Песнь гласит: «о возлюбленный и дражайший государь! отец и мать народа своего!» Хощетели вы хвалы сея быть достойными? прилепляйтесь, принимайте на себя все склонности народа вашего. Сделайте их своими собственными, и будьте как отец и мать любящие все то, что приятно их младенцам, и ненавидящие то, что для них. противно 25.

Песнь гласит: «о полуденные горы! ваши гордые верхи предлагают взору крутые токмо громады каменных бугров, ужасно на воздухе висящих. О Ин! ты паче устрашаешь взоры унылого народа; он трепеща на тебя их возводит». Цари! страшитесь уподобиться сему ненавистному вельможе, престол ваш падет под бременем гордыни, и развалины его гробом вашим будут.

Песнь гласит: «когда Династия Хангов сердцами обладала, тогда зрела она выше себя единого Ханг-ти, и была драгоценным его подобием» О вы последовавшие ему, измеряйте [76] очами высоту его падения, и да научает оно вас, что тем трудняе исполнять вам ваше звание, чем оно есть выше»; сие вещают все века единогласно. Любовь подданных дает скиптры и короны. Их ненависть исторгает оные и преломляет 26. По сему истинно мудрый государь старается паче всего укрепиться и успевать в добродетели; ибо ведает, что тем любезнее становится своим подданным, чем бывает добродетельнее; а чем более станет любим от своих подданных, тем паче возрастут его области, а с областьми имение и богатство производимое изобилием. Добродетель есть непоколебимое основание престола, и не иссыхаемый источник власти; богатство и обилие суть токмо его украшение.
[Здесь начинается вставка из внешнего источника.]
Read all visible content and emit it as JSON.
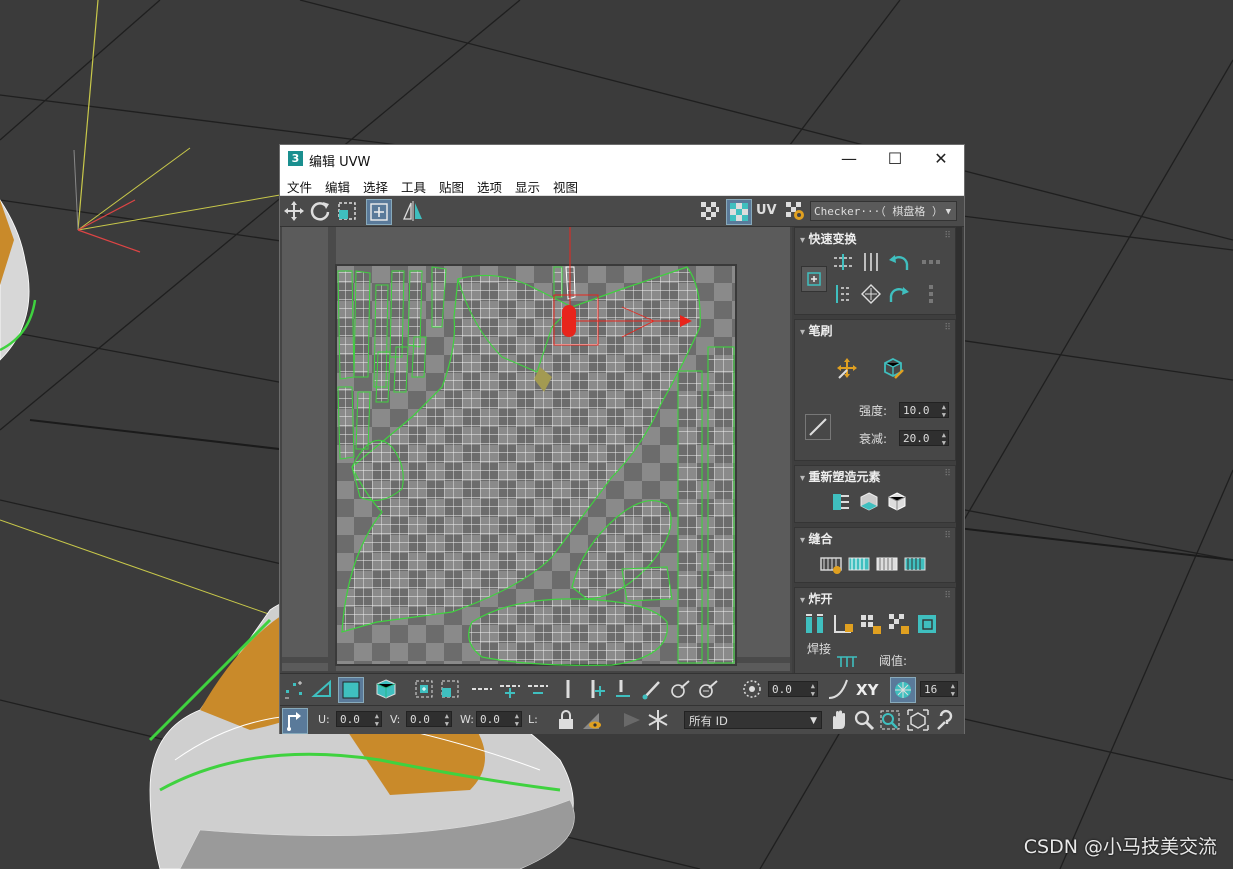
{
  "window": {
    "app_icon": "3",
    "title": "编辑 UVW",
    "controls": {
      "minimize": "—",
      "maximize": "☐",
      "close": "✕"
    }
  },
  "menu": [
    "文件",
    "编辑",
    "选择",
    "工具",
    "贴图",
    "选项",
    "显示",
    "视图"
  ],
  "toolbar_top": {
    "uv_label": "UV",
    "checker_selected": "Checker···（ 棋盘格 ）",
    "icons": [
      "move-icon",
      "rotate-icon",
      "scale-icon",
      "freeform-icon",
      "mirror-icon",
      "checker-off-icon",
      "checker-on-icon",
      "uv-icon",
      "checker-settings-icon"
    ]
  },
  "panel": {
    "quick_transform": {
      "title": "快速变换"
    },
    "brush": {
      "title": "笔刷",
      "strength_label": "强度:",
      "strength_value": "10.0",
      "falloff_label": "衰减:",
      "falloff_value": "20.0"
    },
    "reshape": {
      "title": "重新塑造元素"
    },
    "stitch": {
      "title": "缝合"
    },
    "explode": {
      "title": "炸开",
      "weld_label": "焊接",
      "threshold_label": "阈值:"
    }
  },
  "bottom": {
    "soft_value": "0.0",
    "xy_label": "XY",
    "grid_value": "16",
    "u_label": "U:",
    "u_value": "0.0",
    "v_label": "V:",
    "v_value": "0.0",
    "w_label": "W:",
    "w_value": "0.0",
    "l_label": "L:",
    "id_filter": "所有 ID"
  },
  "watermark": "CSDN @小马技美交流",
  "colors": {
    "accent_teal": "#3fbfbf",
    "seam_green": "#3fd23f",
    "gizmo_red": "#e8251c",
    "viewport_bg": "#3b3b3b"
  }
}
Естьли в оном Государь обманывается, и постороннее приемлет за существенное, то развращенные примером его подданные свергнут бремя законов, и осквернят грабительством и хищением все те протоки, кои корыстолюбие его отверзет для приведения к себе источников богатства. [77] Чем более течет злата и серебра к государю корыстолюбному, тем паче сердца хладеют и удаляются; чем более государь истощает мудро свои сокровища, тем в большем множестве текут к нему сердца, и им наполняются 27; се закон всех веков: ругательство оскверняющее уста исходя из них, входит в уши раздирая оные. Когда корыстолюбие государя развратит честность подданных, тогда нечестие их рассеевает сокровища собранные его неправосудием.

В Шу-Кинге написано: «Вышний правитель судеб наших не навсегда единое определение поставляет». То есть, что тою же рукою, которою возводит на престол государей могущих добродетелью своею сохранишь оного славу, и оправдать судьбу его, низвергает он других посрамляющих престол своими пороками и нудящих его правосудие на свое низвержение. Вы вопрошаете, сказал послам, некто из великих министров, что всего драгоценнее и почтеннее в Тсуском Государстве? наши нравы вам отвечают, добродетель. [78]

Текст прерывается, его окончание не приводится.